Seria nie jest sponsorowana. Jedyne kryterium przyznania umownego znaku jakości Books Factory to subiektywna wartość samych publikacji.

Jon Fosse, Drugie imię. Septologia I–II, Wydawnictwo ArtRage, tłum. Iwona Zimnicka

Laureat Literackiego Nobla z 2023 roku to autor, którego styl trudno pomylić. Fosse pisze prozę pozbawioną kropek i gęstą od przecinków, opartą na powtórzeniach, powracających obrazach i delikatnych rytmach. Czyta się ją jak medytację – albo jak modlitwę.

W centrum „Drugiego imienia” znajduje się Asle – samotny malarz żyjący w nadmorskiej norweskiej miejscowości. Ma sobowtóra – drugiego Aslego – który mógł być nim, gdyby życie potoczyło się inaczej. Jeden porzucił alkohol, zwrócił się ku wierze i odnalazł spokój. Drugi utonął w ciemności. Ich losy splatają się w pełnej retrospekcji, ciszy i duchowego napięcia historii.

To nie jest książka na jeden wieczór – wymaga skupienia, czasu i gotowości na kontakt z literaturą, która nie prowadzi za rękę. Za to nagradza cierpliwego czytelnika. Karl Ove Knausgård napisał: „Jego głosu nie sposób pomylić”. I miał rację.

Annie Ernaux, Bliscy, Wydawnictwo Czarne, tłum. Agata Kozak

Annie Ernaux, laureatka Nobla z 2022 roku, od lat konsekwentnie tworzy coś, co sama nazywa „literaturą faktu z życia osobistego”. „Bliscy” to trzy autobiograficzne teksty poświęcone ojcu, matce i zmarłej starszej siostrze.

W chłodnym, analitycznym stylu Ernaux rekonstruuje losy swoich bliskich. Pokazuje, jak ich wybory, lęki i aspiracje wpłynęły na nią samą. Ojciec – cichy, skromny, ukształtowany przez klasowe ograniczenia. Matka – ambitna, silna, rozdarta między wiarą a pragnieniem społecznego awansu. Siostra – martwa, ale wciąż obecna, nawet gdy rodzice unikają rozmów na jej temat.
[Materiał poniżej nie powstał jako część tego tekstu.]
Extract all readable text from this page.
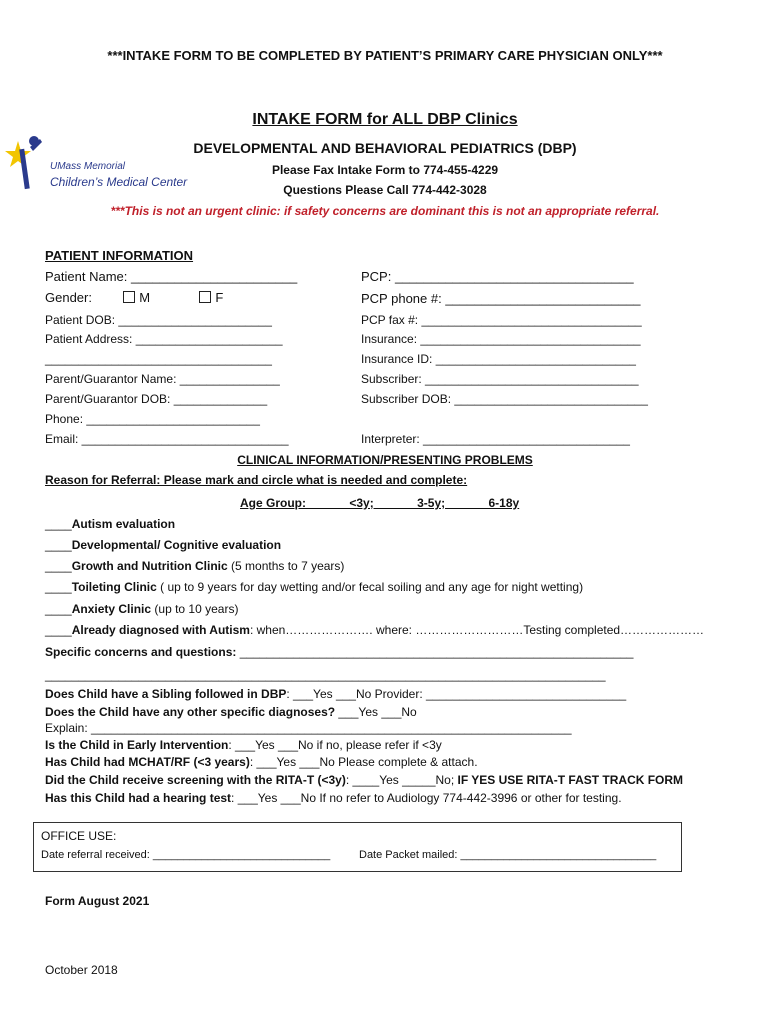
***INTAKE FORM TO BE COMPLETED BY PATIENT’S PRIMARY CARE PHYSICIAN ONLY***
UMass Memorial
Children’s Medical Center
INTAKE FORM for ALL DBP Clinics
DEVELOPMENTAL AND BEHAVIORAL PEDIATRICS (DBP)
Please Fax Intake Form to 774-455-4229
Questions Please Call 774-442-3028
***This is not an urgent clinic: if safety concerns are dominant this is not an appropriate referral.
PATIENT INFORMATION
Patient Name: _______________________
Gender:	M	F
Patient DOB: _______________________
Patient Address: ______________________
__________________________________
Parent/Guarantor Name: _______________
Parent/Guarantor DOB: ______________
Phone: __________________________
Email: _______________________________
PCP: _________________________________
PCP phone #: ___________________________
PCP fax #: _________________________________
Insurance: _________________________________
Insurance ID: ______________________________
Subscriber: ________________________________
Subscriber DOB: _____________________________
Interpreter: _______________________________
CLINICAL INFORMATION/PRESENTING PROBLEMS
Reason for Referral: Please mark and circle what is needed and complete:
Age Group: ______<3y; ______3-5y; ______6-18y
____Autism evaluation
____Developmental/ Cognitive evaluation
____Growth and Nutrition Clinic (5 months to 7 years)
____Toileting Clinic ( up to 9 years for day wetting and/or fecal soiling and any age for night wetting)
____Anxiety Clinic (up to 10 years)
____Already diagnosed with Autism: when…………………. where: ………………………Testing completed…………………
Specific concerns and questions: ___________________________________________________________
____________________________________________________________________________________
Does Child have a Sibling followed in DBP: ___Yes ___No Provider: ______________________________
Does the Child have any other specific diagnoses? ___Yes ___No
Explain: ________________________________________________________________________
Is the Child in Early Intervention: ___Yes ___No if no, please refer if <3y
Has Child had MCHAT/RF (<3 years): ___Yes ___No Please complete & attach.
Did the Child receive screening with the RITA-T (<3y): ____Yes _____No; IF YES USE RITA-T FAST TRACK FORM
Has this Child had a hearing test: ___Yes ___No If no refer to Audiology 774-442-3996 or other for testing.
OFFICE USE:
Date referral received: _____________________________	Date Packet mailed: ________________________________
Form August 2021
October 2018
Ernaux pisze oszczędnie, ale z ogromnym ładunkiem emocjonalnym. W recenzjach pojawia się określenie „literacka wiwisekcja pamięci”. Rzeczywiście, trudno o trafniejsze słowa. To książka o tym, co nas tworzy – przed czym nigdy do końca nie uciekniemy.

Mario Vargas Llosa, Rozmowa w »Katedrze«, Wydawnictwo Znak, tłum. Zofia Wasitowa

Zmarły niedawno Mario Vargas Llosa to najstarszy z „noblistów” w naszym zestawieniu. Nagrodę otrzymał w 2010 roku, ale jego powieść „Rozmowa w »Katedrze«” pozostaje jednym z najważniejszych literackich osiągnięć XX wieku. Autor zabiera nas do Peru lat 50., rządzonym przez wojskową dyktaturę generała Odrii.
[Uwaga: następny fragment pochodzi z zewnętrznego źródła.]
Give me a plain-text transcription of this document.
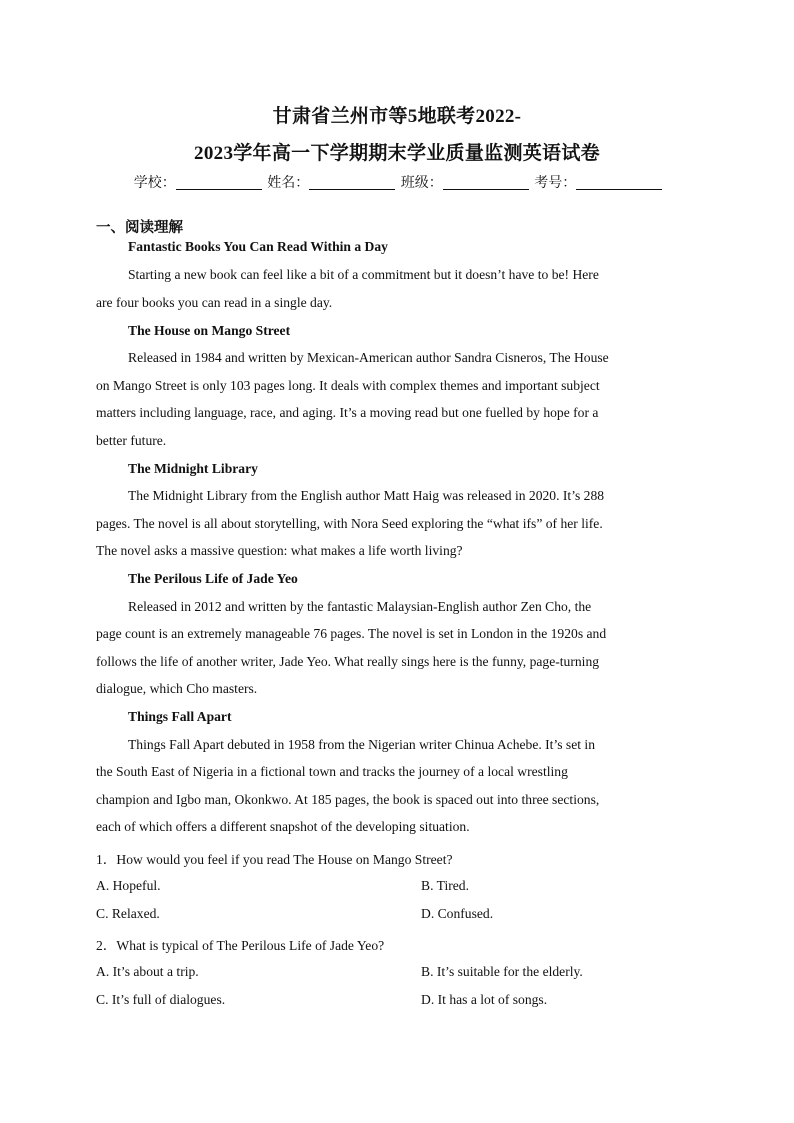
甘肃省兰州市等5地联考2022-
2023学年高一下学期期末学业质量监测英语试卷
学校：	姓名：	班级：	考号：
一、阅读理解
Fantastic Books You Can Read Within a Day
Starting a new book can feel like a bit of a commitment but it doesn’t have to be! Here
are four books you can read in a single day.
The House on Mango Street
Released in 1984 and written by Mexican-American author Sandra Cisneros, The House
on Mango Street is only 103 pages long. It deals with complex themes and important subject
matters including language, race, and aging. It’s a moving read but one fuelled by hope for a
better future.
The Midnight Library
The Midnight Library from the English author Matt Haig was released in 2020. It’s 288
pages. The novel is all about storytelling, with Nora Seed exploring the “what ifs” of her life.
The novel asks a massive question: what makes a life worth living?
The Perilous Life of Jade Yeo
Released in 2012 and written by the fantastic Malaysian-English author Zen Cho, the
page count is an extremely manageable 76 pages. The novel is set in London in the 1920s and
follows the life of another writer, Jade Yeo. What really sings here is the funny, page-turning
dialogue, which Cho masters.
Things Fall Apart
Things Fall Apart debuted in 1958 from the Nigerian writer Chinua Achebe. It’s set in
the South East of Nigeria in a fictional town and tracks the journey of a local wrestling
champion and Igbo man, Okonkwo. At 185 pages, the book is spaced out into three sections,
each of which offers a different snapshot of the developing situation.
1．How would you feel if you read The House on Mango Street?
A. Hopeful.	B. Tired.
C. Relaxed.	D. Confused.
2．What is typical of The Perilous Life of Jade Yeo?
A. It’s about a trip.	B. It’s suitable for the elderly.
C. It’s full of dialogues.	D. It has a lot of songs.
Narracja rozpięta jest między różnymi planami czasowymi i postaciami, a osią powieści staje się rozmowa dwóch mężczyzn – Santiago i Ambrosia – w barze o nazwie Katedra. To ludzie z zupełnie innych środowisk. Różnią się kolorem skóry, statusem społecznym, swoją przeszłością, a nawet sposobem mówienia. Wspominają zdarzenia ze swojego życia, wplatając w nie historię Peru, jednocześnie zachowując część prawdy dla siebie i dla czytelników.

Ich dialog staje się ramą dla opowieści o władzy, upokorzeniu, kompromisach i zdradzie. To monumentalna, wielowątkowa powieść, w której losy jednostek są nierozerwalnie związane z historią ojczyzny. Vargas Llosa nie moralizuje. Pozwala czytelnikowi samemu dostrzec, jak łatwo system wypacza życie, a osobiste dramaty stają się odbiciem zbiorowej traumy.
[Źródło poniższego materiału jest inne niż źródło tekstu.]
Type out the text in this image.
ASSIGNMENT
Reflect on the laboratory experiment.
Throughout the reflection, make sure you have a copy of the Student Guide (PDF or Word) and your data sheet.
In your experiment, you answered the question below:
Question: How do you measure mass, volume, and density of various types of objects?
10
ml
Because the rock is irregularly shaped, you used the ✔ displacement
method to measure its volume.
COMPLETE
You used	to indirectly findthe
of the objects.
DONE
Nobel? Tak, ale bez patosu

Majowe propozycje nie są łatwe. Pewnie nie zabierzecie tych książek na plażę ani na śniadanie w kawiarni. Ale jeśli szukacie tytułów, które zostają w środku na długo, to Fosse, Ernaux i Vargas Llosa są bezkonkurencyjni. Ich Nobel to nie tylko zasługa stylu czy tematu – to dowód, że to właśnie literatura stawia najważniejsze pytania.